The Washington Blade has an important story today by Lou Chibbaro about the reported entrapment of gay men in chat rooms by police posing as underage persons. The problem is that the police have been using sites not normally associated with minors’ use, as in the story (website url) here. And “customers” may have been looking more for experiences with drugs and with underage persons.
The Blade reports a significant number of arrests by DC Police. There have been a few in suburban jurisdictions, such as Arlington (including one of a police officer a couple years ago). A few teachers have been caught in stings. I have not heard of any among people I know. But someone I know was arrested in Dallas and convicted in 2007, and I am not clear as to the details as to what really happened.
In 2004-2005, NBC Dateline created a sensation its “To Catch a Predator” series with Chris Hansen and a vigilante group called “Perverted Justice”, or Peej. And one of the most disturbing cases of all involved Rabbi David Kaye, who was caught in a sting in August 2005. Virginia did not prosecute him, but after nine months of FBI work, federal charges were brought against him by grand jury indictment, in late May 2006. The federal prosecution surprised local media (as in this smaller newspaper story). After he turned himself in, he never got bail, and was convicted in September 2006 and cried at his sentencing (in the Alexandria federal court house) in December 2006, when he was sentenced to 78 months in prison. Peej’s account, which has a rather lurid and disturbing chat log, is here. The judge’s opinion included a justification of the use of stings in rather narrow circumstances. (See review of Chris Hansen’s book, March 17, 2007, Book Review blog). Kaye should get out in May, 2012.
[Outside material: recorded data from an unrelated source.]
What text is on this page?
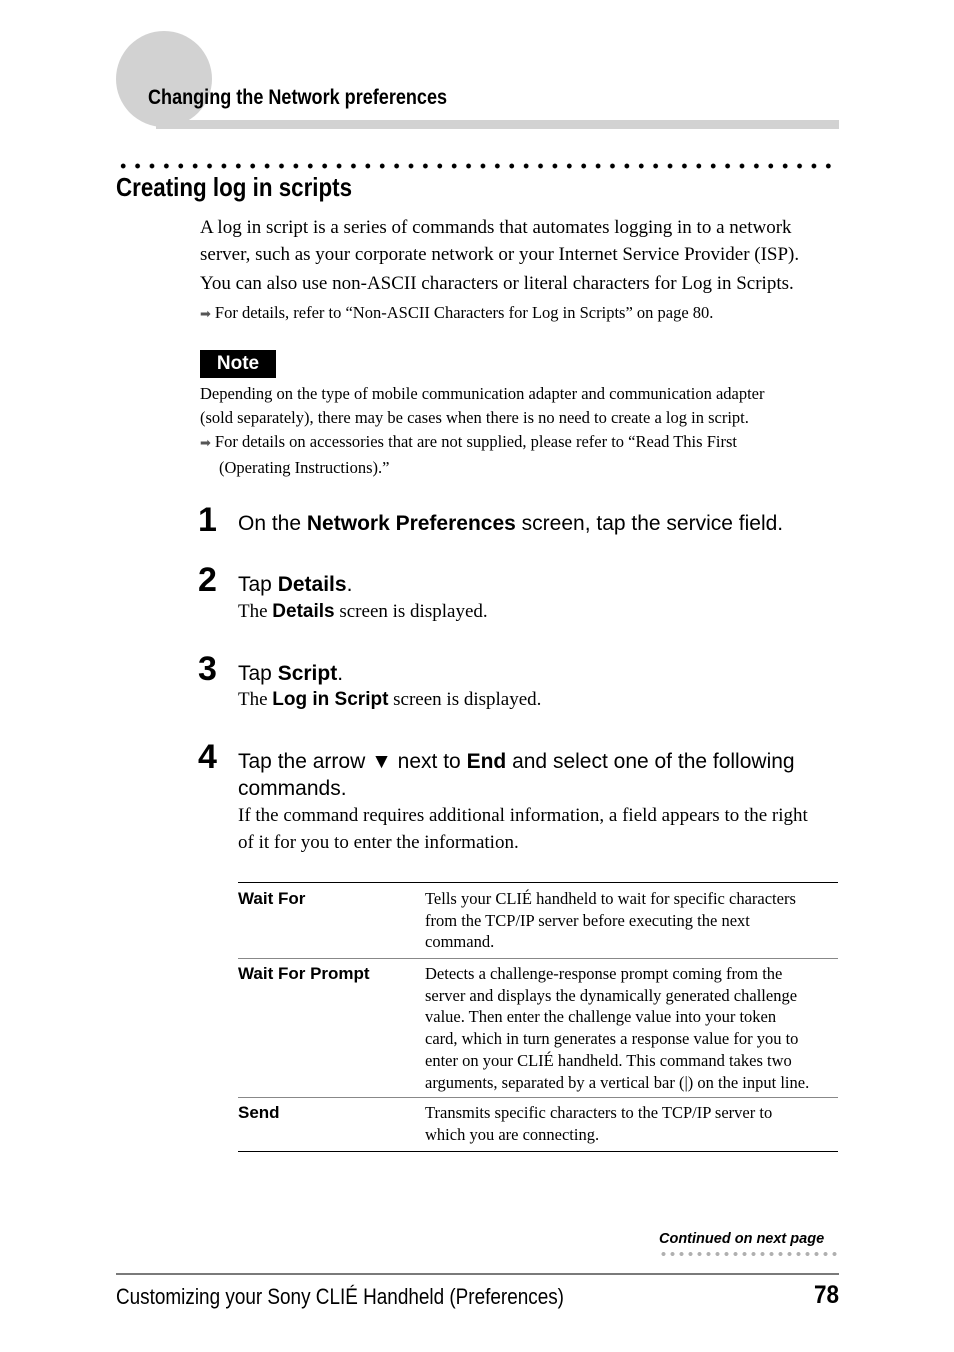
Changing the Network preferences
Creating log in scripts
A log in script is a series of commands that automates logging in to a network
server, such as your corporate network or your Internet Service Provider (ISP).
You can also use non-ASCII characters or literal characters for Log in Scripts.
➡ For details, refer to “Non-ASCII Characters for Log in Scripts” on page 80.
Note
Depending on the type of mobile communication adapter and communication adapter
(sold separately), there may be cases when there is no need to create a log in script.
➡ For details on accessories that are not supplied, please refer to “Read This First
(Operating Instructions).”
1 On the Network Preferences screen, tap the service field.
2 Tap Details.
The Details screen is displayed.
3 Tap Script.
The Log in Script screen is displayed.
4 Tap the arrow ▼ next to End and select one of the following
commands.
If the command requires additional information, a field appears to the right
of it for you to enter the information.
Wait For	Tells your CLIÉ handheld to wait for specific characters
from the TCP/IP server before executing the next
command.
Wait For Prompt	Detects a challenge-response prompt coming from the
server and displays the dynamically generated challenge
value. Then enter the challenge value into your token
card, which in turn generates a response value for you to
enter on your CLIÉ handheld. This command takes two
arguments, separated by a vertical bar (|) on the input line.
Send	Transmits specific characters to the TCP/IP server to
which you are connecting.
Continued on next page
Customizing your Sony CLIÉ Handheld (Preferences)	78
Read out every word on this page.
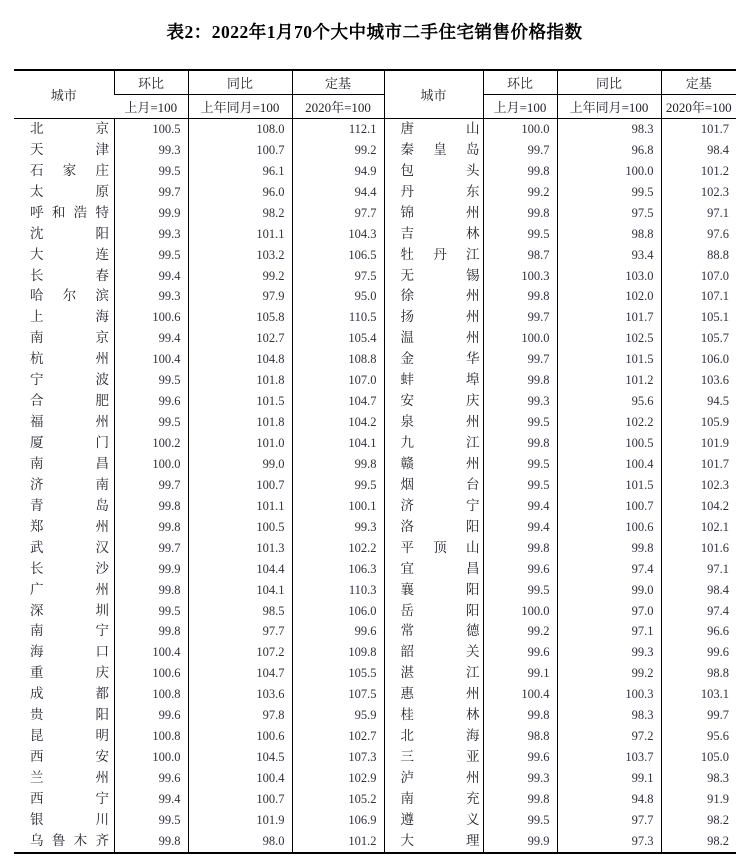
表2：2022年1月70个大中城市二手住宅销售价格指数
城市	环比	同比	定基	城市	环比	同比	定基
	上月=100	上年同月=100	2020年=100		上月=100	上年同月=100	2020年=100
北京	100.5	108.0	112.1	唐山	100.0	98.3	101.7
天津	99.3	100.7	99.2	秦皇岛	99.7	96.8	98.4
石家庄	99.5	96.1	94.9	包头	99.8	100.0	101.2
太原	99.7	96.0	94.4	丹东	99.2	99.5	102.3
呼和浩特	99.9	98.2	97.7	锦州	99.8	97.5	97.1
沈阳	99.3	101.1	104.3	吉林	99.5	98.8	97.6
大连	99.5	103.2	106.5	牡丹江	98.7	93.4	88.8
长春	99.4	99.2	97.5	无锡	100.3	103.0	107.0
哈尔滨	99.3	97.9	95.0	徐州	99.8	102.0	107.1
上海	100.6	105.8	110.5	扬州	99.7	101.7	105.1
南京	99.4	102.7	105.4	温州	100.0	102.5	105.7
杭州	100.4	104.8	108.8	金华	99.7	101.5	106.0
宁波	99.5	101.8	107.0	蚌埠	99.8	101.2	103.6
合肥	99.6	101.5	104.7	安庆	99.3	95.6	94.5
福州	99.5	101.8	104.2	泉州	99.5	102.2	105.9
厦门	100.2	101.0	104.1	九江	99.8	100.5	101.9
南昌	100.0	99.0	99.8	赣州	99.5	100.4	101.7
济南	99.7	100.7	99.5	烟台	99.5	101.5	102.3
青岛	99.8	101.1	100.1	济宁	99.4	100.7	104.2
郑州	99.8	100.5	99.3	洛阳	99.4	100.6	102.1
武汉	99.7	101.3	102.2	平顶山	99.8	99.8	101.6
长沙	99.9	104.4	106.3	宜昌	99.6	97.4	97.1
广州	99.8	104.1	110.3	襄阳	99.5	99.0	98.4
深圳	99.5	98.5	106.0	岳阳	100.0	97.0	97.4
南宁	99.8	97.7	99.6	常德	99.2	97.1	96.6
海口	100.4	107.2	109.8	韶关	99.6	99.3	99.6
重庆	100.6	104.7	105.5	湛江	99.1	99.2	98.8
成都	100.8	103.6	107.5	惠州	100.4	100.3	103.1
贵阳	99.6	97.8	95.9	桂林	99.8	98.3	99.7
昆明	100.8	100.6	102.7	北海	98.8	97.2	95.6
西安	100.0	104.5	107.3	三亚	99.6	103.7	105.0
兰州	99.6	100.4	102.9	泸州	99.3	99.1	98.3
西宁	99.4	100.7	105.2	南充	99.8	94.8	91.9
银川	99.5	101.9	106.9	遵义	99.5	97.7	98.2
乌鲁木齐	99.8	98.0	101.2	大理	99.9	97.3	98.2
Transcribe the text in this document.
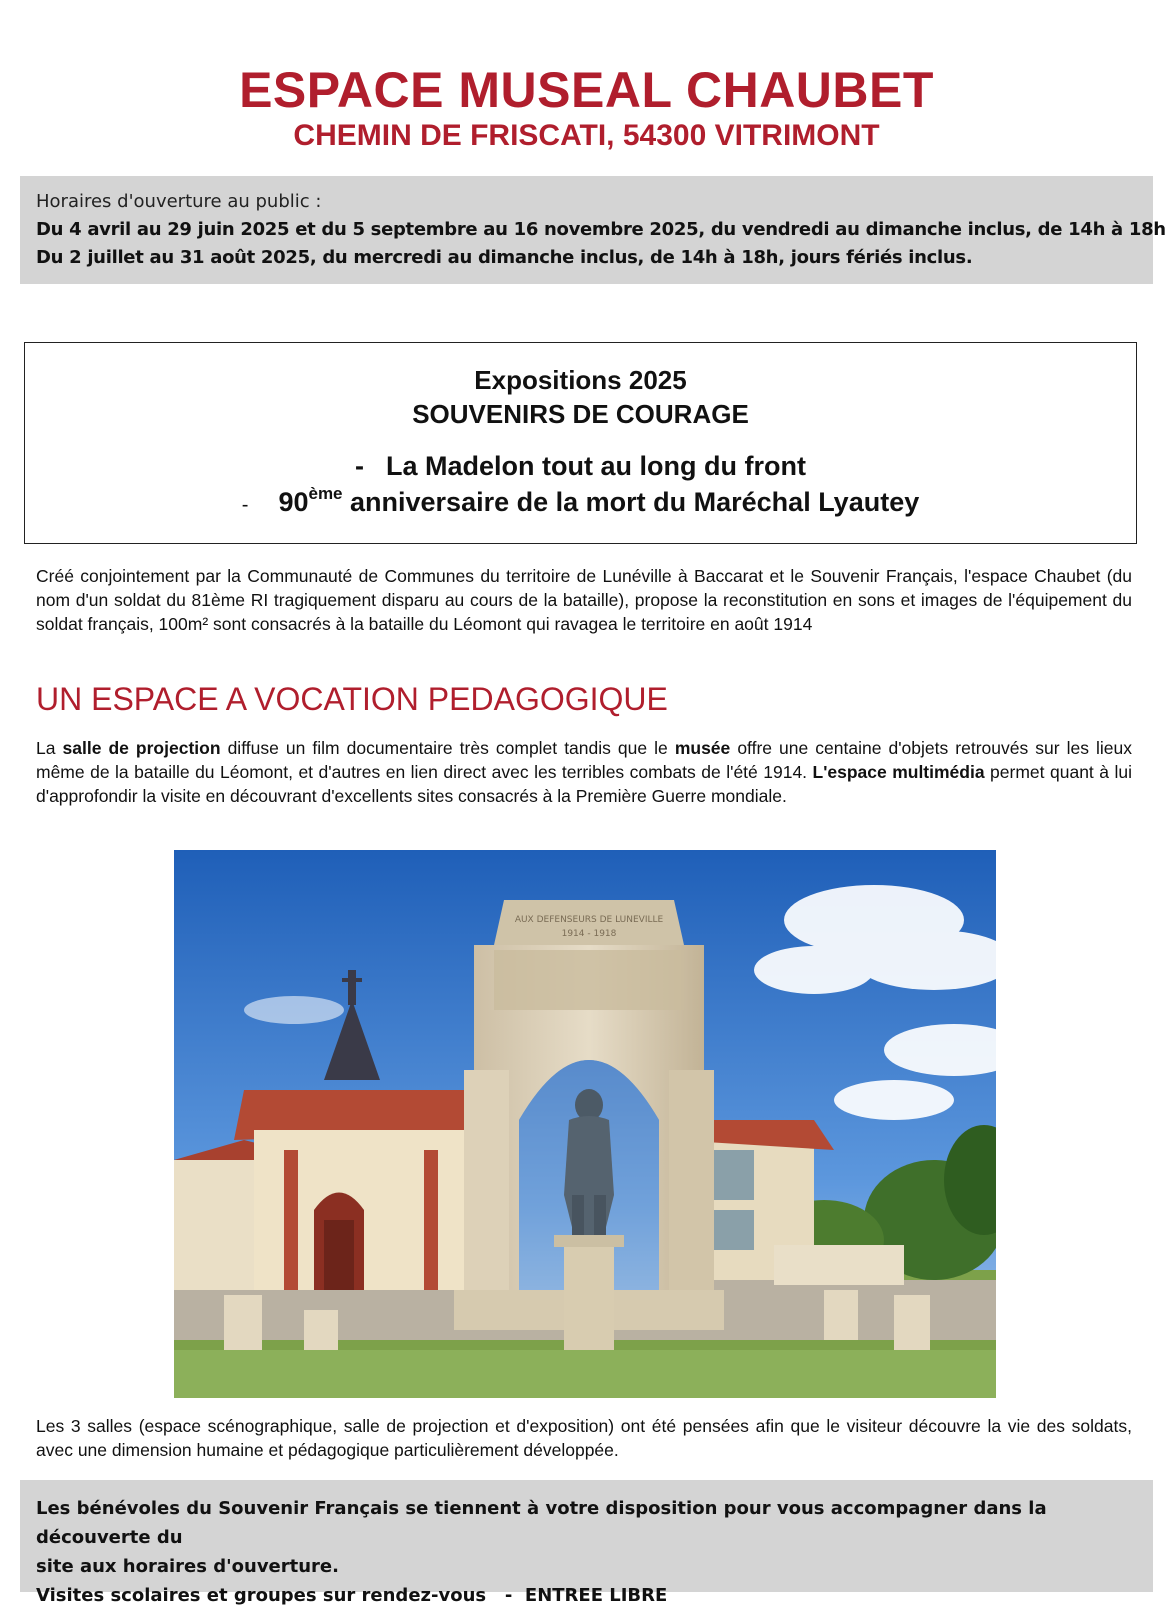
ESPACE MUSEAL CHAUBET
CHEMIN DE FRISCATI, 54300 VITRIMONT
Horaires d'ouverture au public :
Du 4 avril au 29 juin 2025 et du 5 septembre au 16 novembre 2025, du vendredi au dimanche inclus, de 14h à 18h
Du 2 juillet au 31 août 2025, du mercredi au dimanche inclus, de 14h à 18h, jours fériés inclus.
Expositions 2025
SOUVENIRS DE COURAGE
- La Madelon tout au long du front
- 90ème anniversaire de la mort du Maréchal Lyautey
Créé conjointement par la Communauté de Communes du territoire de Lunéville à Baccarat et le Souvenir Français, l'espace Chaubet (du nom d'un soldat du 81ème RI tragiquement disparu au cours de la bataille), propose la reconstitution en sons et images de l'équipement du soldat français, 100m² sont consacrés à la bataille du Léomont qui ravagea le territoire en août 1914
UN ESPACE A VOCATION PEDAGOGIQUE
La salle de projection diffuse un film documentaire très complet tandis que le musée offre une centaine d'objets retrouvés sur les lieux même de la bataille du Léomont, et d'autres en lien direct avec les terribles combats de l'été 1914. L'espace multimédia permet quant à lui d'approfondir la visite en découvrant d'excellents sites consacrés à la Première Guerre mondiale.
AUX DEFENSEURS DE LUNEVILLE
1914 - 1918
Les 3 salles (espace scénographique, salle de projection et d'exposition) ont été pensées afin que le visiteur découvre la vie des soldats, avec une dimension humaine et pédagogique particulièrement développée.
Les bénévoles du Souvenir Français se tiennent à votre disposition pour vous accompagner dans la découverte du
site aux horaires d'ouverture.
Visites scolaires et groupes sur rendez-vous   -  ENTREE LIBRE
About 75% of those arrested in the Dateline stings were heterosexual. After the Virginia cases, most people were arrested after leaving the target house and encountering Chris Hansen (in Florida, Ohio, Georgia, California, New Jersey, and Texas, where one man, an assistant prosecutor, committed suicide).
In late 2004, former meteorologist Bill Kamal, known to be openly gay, was arrested and convicted after a sting in Florida, and sentenced on federal charges. The best account of his ordeal is here. He was released to a halfway house in 2008 (sentence completed in 2009). He used to work as a TV meteorologist in Washington DC in the 90s. Note the emotional tenor of the Internet coverage.
Generally, in these kinds of cases, arrests occur when people show up for a meeting with someone (or often at a home) who turns out to be undercover. But it is possible to prosecute someone just on the basis of the chat log alone, and this has happened in Maryland, as with a TSA employee chatting with undercover police officers in Florida.
Should police be conducting these undercover stings when we need more officers on the streets, given DC's recent crime spree?
Anderson Cooper will cover this problem on his daytime show on Feb. 23 on ABC affiliates (link).